The Strait of Kitadesh

Zalas slammed his journal shut and threw his writing shell across the cabin. “Damn it, Davim! Go outside if you’re going to keep retching in here!”

Beneath Zalas’s bunk, Davim’s whimpers echoed from the bucket he was spitting into. “No! I can’t look at the waves without vomiting!”

Zalas scowled, grabbed his rucksack, and jumped from his bunk to reach and climb the ladder. Once he emerged from the hatch, he stormed back and forth across the weather deck, glaring furiously at the sea.

He hated this boat and everything around it. Davim hadn’t done a damn thing in days aside from wallowing in his own sick, leaving Zalas to navigate the waters only aided by Anoth’s questionable reading of the stars. Unlike the canals of Yalet, which were lined by shores on both sides, the ocean here raised like a black void on all sides of him, removing any sense of location. Anoth’s stupid Naltite whore! She was the reason they were sailing to their doom with no guidance.

Zalas flung his rucksack across the deck, spilling its contents. The Orb, which had been packed tightly at the bottom of the sack, rolled out from the confines of its pouch, bowling toward a square drain at the base of one of the bulwarks.

Horrified, he dove to his belly and slid across the deck, grabbing frantically for the Orb as it gathered speed. He caught it by the tips of his fingers and fumbled it to the safety of his chest. He lay prone for a moment as his heart resumed its normal rhythm, then sat up on his heels.

The Orb suddenly flared blue, causing Zalas to jerk it from his chest, only to find that the flash had been nothing more than refracted moonlight glinting through the patchy layer of mud on the Orb’s surface. He brought up a sleeved arm and began scrubbing at the damp grit.

Gradually, his efforts revealed the scores of glyphs crisscrossing the Orb, and when he saw the dirt now caught in the grooves, he attempted to dig them clean with his fingernails. He had only seen these types of glyphs carved on those crude, engstaxi-made communication devices that Davim had always been confiscating from the slaves. No one among his people could make the devices work, not even the hadirs; binding ormé was something the hadirs only practiced upon the living, and with sadistic relish.

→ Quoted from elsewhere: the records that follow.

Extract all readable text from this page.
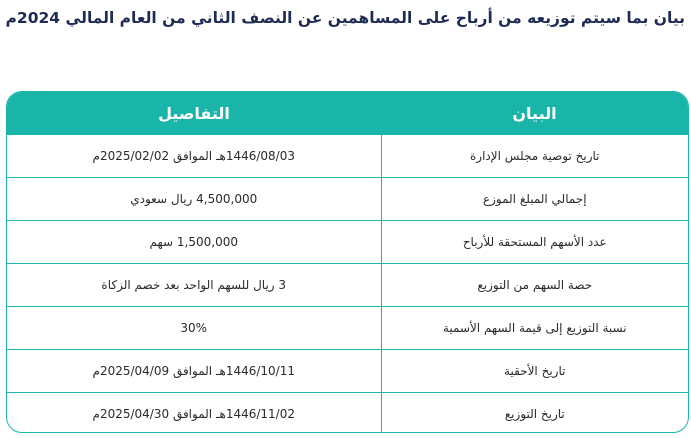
بيان بما سيتم توزيعه من أرباح على المساهمين عن النصف الثاني من العام المالي 2024م
البيان	التفاصيل
تاريخ توصية مجلس الإدارة	1446/08/03هـ الموافق 2025/02/02م
إجمالي المبلغ الموزع	4,500,000 ريال سعودي
عدد الأسهم المستحقة للأرباح	1,500,000 سهم
حصة السهم من التوزيع	3 ريال للسهم الواحد بعد خصم الزكاة
نسبة التوزيع إلى قيمة السهم الأسمية	30%
تاريخ الأحقية	1446/10/11هـ الموافق 2025/04/09م
تاريخ التوزيع	1446/11/02هـ الموافق 2025/04/30م
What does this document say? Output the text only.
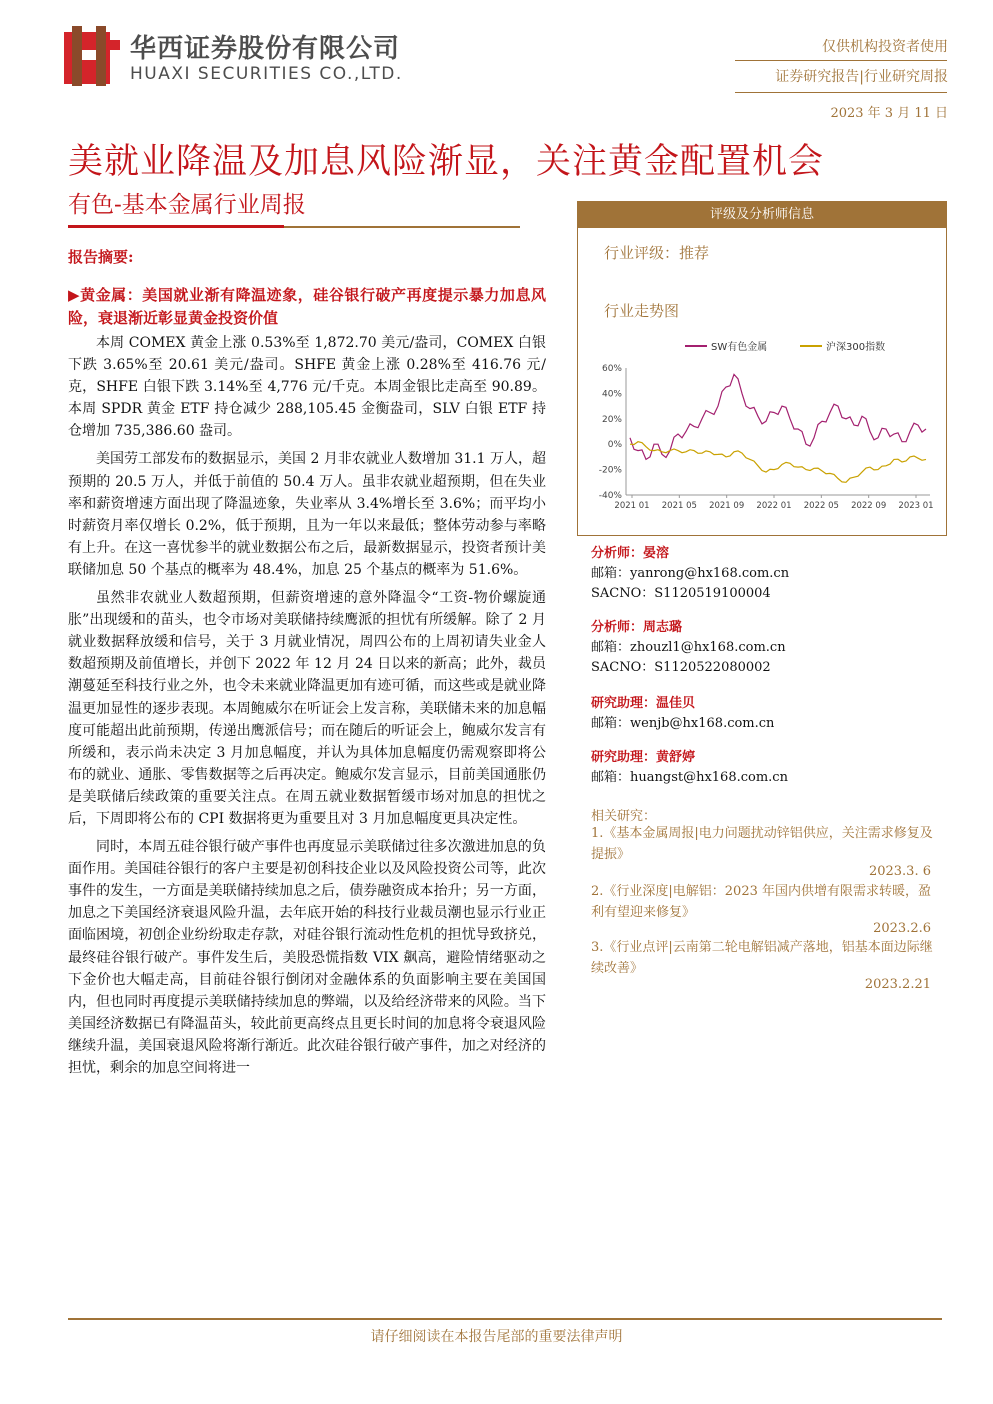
华西证券股份有限公司
HUAXI SECURITIES CO.,LTD.
仅供机构投资者使用
证券研究报告|行业研究周报
2023 年 3 月 11 日
美就业降温及加息风险渐显，关注黄金配置机会
有色-基本金属行业周报
报告摘要:
▶黄金属：美国就业渐有降温迹象，硅谷银行破产再度提示暴力加息风险，衰退渐近彰显黄金投资价值

本周 COMEX 黄金上涨 0.53%至 1,872.70 美元/盎司，COMEX 白银下跌 3.65%至 20.61 美元/盎司。SHFE 黄金上涨 0.28%至 416.76 元/克，SHFE 白银下跌 3.14%至 4,776 元/千克。本周金银比走高至 90.89。本周 SPDR 黄金 ETF 持仓减少 288,105.45 金衡盎司，SLV 白银 ETF 持仓增加 735,386.60 盎司。

美国劳工部发布的数据显示，美国 2 月非农就业人数增加 31.1 万人，超预期的 20.5 万人，并低于前值的 50.4 万人。虽非农就业超预期，但在失业率和薪资增速方面出现了降温迹象，失业率从 3.4%增长至 3.6%；而平均小时薪资月率仅增长 0.2%，低于预期，且为一年以来最低；整体劳动参与率略有上升。在这一喜忧参半的就业数据公布之后，最新数据显示，投资者预计美联储加息 50 个基点的概率为 48.4%，加息 25 个基点的概率为 51.6%。

虽然非农就业人数超预期，但薪资增速的意外降温令“工资-物价螺旋通胀”出现缓和的苗头，也令市场对美联储持续鹰派的担忧有所缓解。除了 2 月就业数据释放缓和信号，关于 3 月就业情况，周四公布的上周初请失业金人数超预期及前值增长，并创下 2022 年 12 月 24 日以来的新高；此外，裁员潮蔓延至科技行业之外，也令未来就业降温更加有迹可循，而这些或是就业降温更加显性的逐步表现。本周鲍威尔在听证会上发言称，美联储未来的加息幅度可能超出此前预期，传递出鹰派信号；而在随后的听证会上，鲍威尔发言有所缓和，表示尚未决定 3 月加息幅度，并认为具体加息幅度仍需观察即将公布的就业、通胀、零售数据等之后再决定。鲍威尔发言显示，目前美国通胀仍是美联储后续政策的重要关注点。在周五就业数据暂缓市场对加息的担忧之后，下周即将公布的 CPI 数据将更为重要且对 3 月加息幅度更具决定性。

同时，本周五硅谷银行破产事件也再度显示美联储过往多次激进加息的负面作用。美国硅谷银行的客户主要是初创科技企业以及风险投资公司等，此次事件的发生，一方面是美联储持续加息之后，债券融资成本抬升；另一方面，加息之下美国经济衰退风险升温，去年底开始的科技行业裁员潮也显示行业正面临困境，初创企业纷纷取走存款，对硅谷银行流动性危机的担忧导致挤兑，最终硅谷银行破产。事件发生后，美股恐慌指数 VIX 飙高，避险情绪驱动之下金价也大幅走高，目前硅谷银行倒闭对金融体系的负面影响主要在美国国内，但也同时再度提示美联储持续加息的弊端，以及给经济带来的风险。当下美国经济数据已有降温苗头，较此前更高终点且更长时间的加息将令衰退风险继续升温，美国衰退风险将渐行渐近。此次硅谷银行破产事件，加之对经济的担忧，剩余的加息空间将进一

评级及分析师信息
行业评级：推荐
行业走势图
SW有色金属	沪深300指数
60%
40%
20%
0%
-20%
-40%
2021 01 2021 05 2021 09 2022 01 2022 05 2022 09 2023 01
分析师：晏溶
邮箱：yanrong@hx168.com.cn
SACNO：S1120519100004
分析师：周志璐
邮箱：zhouzl1@hx168.com.cn
SACNO：S1120522080002
研究助理：温佳贝
邮箱：wenjb@hx168.com.cn
研究助理：黄舒婷
邮箱：huangst@hx168.com.cn
相关研究：
1.《基本金属周报|电力问题扰动锌铝供应，关注需求修复及提振》
2023.3. 6
2.《行业深度|电解铝：2023 年国内供增有限需求转暖，盈利有望迎来修复》
2023.2.6
3.《行业点评|云南第二轮电解铝减产落地，铝基本面边际继续改善》
2023.2.21
请仔细阅读在本报告尾部的重要法律声明
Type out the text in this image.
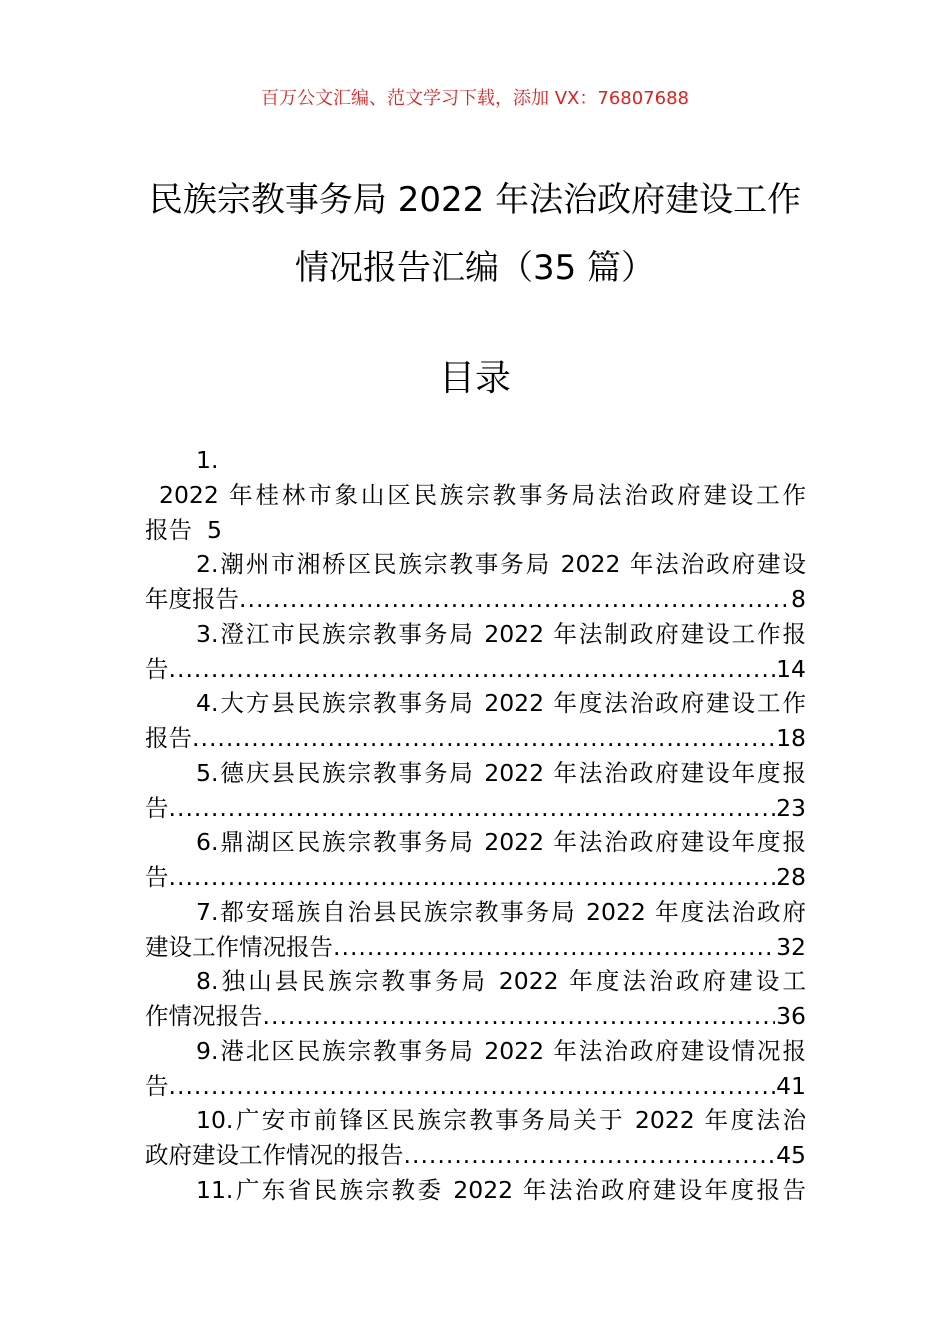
百万公文汇编、范文学习下载，添加 VX：76807688
民族宗教事务局 2022 年法治政府建设工作
情况报告汇编（35 篇）
目录
1.
2022 年桂林市象山区民族宗教事务局法治政府建设工作
报告  5
2.潮州市湘桥区民族宗教事务局 2022 年法治政府建设
年度报告 .....	8
3.澄江市民族宗教事务局 2022 年法制政府建设工作报
告 .....	14
4.大方县民族宗教事务局 2022 年度法治政府建设工作
报告 .....	18
5.德庆县民族宗教事务局 2022 年法治政府建设年度报
告 .....	23
6.鼎湖区民族宗教事务局 2022 年法治政府建设年度报
告 .....	28
7.都安瑶族自治县民族宗教事务局 2022 年度法治政府
建设工作情况报告 .....	32
8.独山县民族宗教事务局 2022 年度法治政府建设工
作情况报告 .....	36
9.港北区民族宗教事务局 2022 年法治政府建设情况报
告 .....	41
10.广安市前锋区民族宗教事务局关于 2022 年度法治
政府建设工作情况的报告 .....	45
11.广东省民族宗教委 2022 年法治政府建设年度报告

Like the engstaxi glyph stones, the glyphs upon the Orb were complex, laid out in a tight spiral starting from the globe’s cap. But there was an obvious difference between the expert strokes on the Orb versus the comparatively primitive designs of the engstaxis. Even to Zalas’s untrained eyes, the Orb was a master work. What was it, really?

He rolled the Orb in his palms. The engstaxi slaves had tried to pass off their communication devices as mere trinkets, but switching to the third degree of focus made their actual purpose obvious. Even though none of the guards could figure out how to activate the devices themselves, there was always a small telltale residue of thought matter clinging to the glyphs after slaves used them to communicate with each other. Was this how Anoth spoke with Verahi? And if so, where was Verahi communicating from?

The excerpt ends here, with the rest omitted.